Others later criticized him in comments.

“Some said, ‘How dare you videotape this trauma?’” Nightingale said. “Well, I was in shock, and I couldn’t believe what was going on.”

His most lasting image, he said, was arising from the train, looking outside and down the train’s long silver body stretched out on its side along a Missouri cornfield.

“It was surreal, like a movie,” he said.

The video captured his own voice. “It looks like we’re going to be late for Chicago.”

Then he sat. He cried. A mother and her two daughters sat near him.

“The little girl was crying, ‘We’re going to die. We’re going to die. The mother told her, ‘No, we’re OK. We’re all right.” He turned and told her the same.

More disturbing images are embedded in his own memory. A server from the dining car walking and covered in blood which, he assumed, was from helping others. Climbing down the train’s massive wheels, seeing people crying and hugging, seeing tires and debris from the dump truck, as he ambled back toward the crossing where the train and truck had crashed.

“When I got to the crossing, I saw what I thought was the wife of the truck driver running up to the scene, screaming, ‘I want to see him! I want to see him!’” Nightingale said. “They blocked her way and kept her back.”

The rest of the day became a swirl. A school bus back to the high school in Mendon. The Red Cross, water bottles, pizza, reporters, the kind townspeople, checking him, seeing if he was OK.

“I couldn’t say thank you because if I said thank you I knew I was going to start crying,” Nightingale said. “I just mouthed the words, ‘Thank you.’”

Amtrak’s Southwest Chief derailed June 27 after colliding with a dump truck at a crossing near Mendon, Missouri.
Amtrak’s Southwest Chief derailed June 27 after colliding with a dump truck at a crossing near Mendon, Missouri.

Late that night, he and other Southwest Chief passengers were given a two-hour van ride to a hotel in Quincy, Illinois, so they could grab a train onward to Chicago.

At 6 the next morning, they were all standing on the platform in Quincy. The train pulled in and hit its horn. Their nerves still on end, Nightingale said, everyone from the Southwest Chief jumped.

Several days later, he realized how deep a toll the accident took.

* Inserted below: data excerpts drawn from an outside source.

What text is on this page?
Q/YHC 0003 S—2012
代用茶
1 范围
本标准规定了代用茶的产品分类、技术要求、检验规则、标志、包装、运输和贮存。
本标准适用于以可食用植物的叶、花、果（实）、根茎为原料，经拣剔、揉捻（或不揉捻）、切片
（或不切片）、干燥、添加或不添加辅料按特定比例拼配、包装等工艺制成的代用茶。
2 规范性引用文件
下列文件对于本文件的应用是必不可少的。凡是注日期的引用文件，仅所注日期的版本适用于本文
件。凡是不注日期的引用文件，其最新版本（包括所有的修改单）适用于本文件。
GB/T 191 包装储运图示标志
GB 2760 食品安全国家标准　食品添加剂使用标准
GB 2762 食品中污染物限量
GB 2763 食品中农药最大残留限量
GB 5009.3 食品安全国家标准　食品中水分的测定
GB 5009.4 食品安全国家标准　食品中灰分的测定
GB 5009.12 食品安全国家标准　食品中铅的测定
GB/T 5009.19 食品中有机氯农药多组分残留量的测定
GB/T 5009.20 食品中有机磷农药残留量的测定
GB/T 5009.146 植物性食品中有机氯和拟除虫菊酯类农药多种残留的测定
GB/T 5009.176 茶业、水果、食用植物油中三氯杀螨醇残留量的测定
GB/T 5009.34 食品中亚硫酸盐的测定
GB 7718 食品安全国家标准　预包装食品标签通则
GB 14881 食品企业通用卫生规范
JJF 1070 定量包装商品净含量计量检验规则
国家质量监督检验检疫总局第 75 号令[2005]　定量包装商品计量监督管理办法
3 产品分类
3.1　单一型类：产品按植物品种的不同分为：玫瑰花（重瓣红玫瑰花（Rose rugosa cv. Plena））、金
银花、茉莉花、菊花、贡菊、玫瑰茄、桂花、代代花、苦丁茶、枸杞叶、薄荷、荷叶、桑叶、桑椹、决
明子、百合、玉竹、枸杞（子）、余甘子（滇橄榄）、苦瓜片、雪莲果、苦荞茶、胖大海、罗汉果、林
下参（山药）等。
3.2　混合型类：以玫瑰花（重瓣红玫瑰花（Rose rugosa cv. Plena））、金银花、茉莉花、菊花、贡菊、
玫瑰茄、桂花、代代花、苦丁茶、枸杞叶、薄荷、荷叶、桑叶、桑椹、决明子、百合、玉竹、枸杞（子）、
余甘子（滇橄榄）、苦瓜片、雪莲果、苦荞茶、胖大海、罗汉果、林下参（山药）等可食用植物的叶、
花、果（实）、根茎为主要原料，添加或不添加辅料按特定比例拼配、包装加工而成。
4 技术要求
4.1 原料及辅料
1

He was finally in Michigan. It was night. He was inside a guest room at his sister’s home.

“A big thunderstorm was coming off the lake in the middle of the night,” Nightingale said. “It was like lighting and — bam, bam, bam — consecutive, lightning and thunder.”

He felt trapped. Just as he did on the Southwest Chief, he grabbed his cell phone and charger.

“I ran into the door.

“Then, when I got back to Taos, I had a bizarre dream of being stuck in a room, and the room was getting smaller and smaller. I woke up and I jumped out of bed and I walked around. My heart was racing.”

Months have passed. Sleep still comes hard.

“I have anxiety,” he said. He has taken to sleeping with a light and television on, watching late-night Twilight Zone episodes on mute until he falls asleep.

Nightingale isn’t adverse to trains even now. On his return from Chicago, he again took the Southwest Chief.

Amtrak, he said, calls him at least monthly to check on how he is doing. People around town do, too, especially soon after the crash, telling him how glad they are that he is OK.

At first, Nightingale felt OK about it.

“They mean it in a caring way,” he said. But now he is glad that time is passing. Talking about the accident just brings it all back. He doesn’t want those images in his head.

“It’s just a constant reminder,” he said.

In October, he once again rode the Southwest Chief to Chicago. When he returned, people asked him how the trip was.

“I told them it was fine,” Nightingale said, “except I slept with my shoes and all my clothes on.”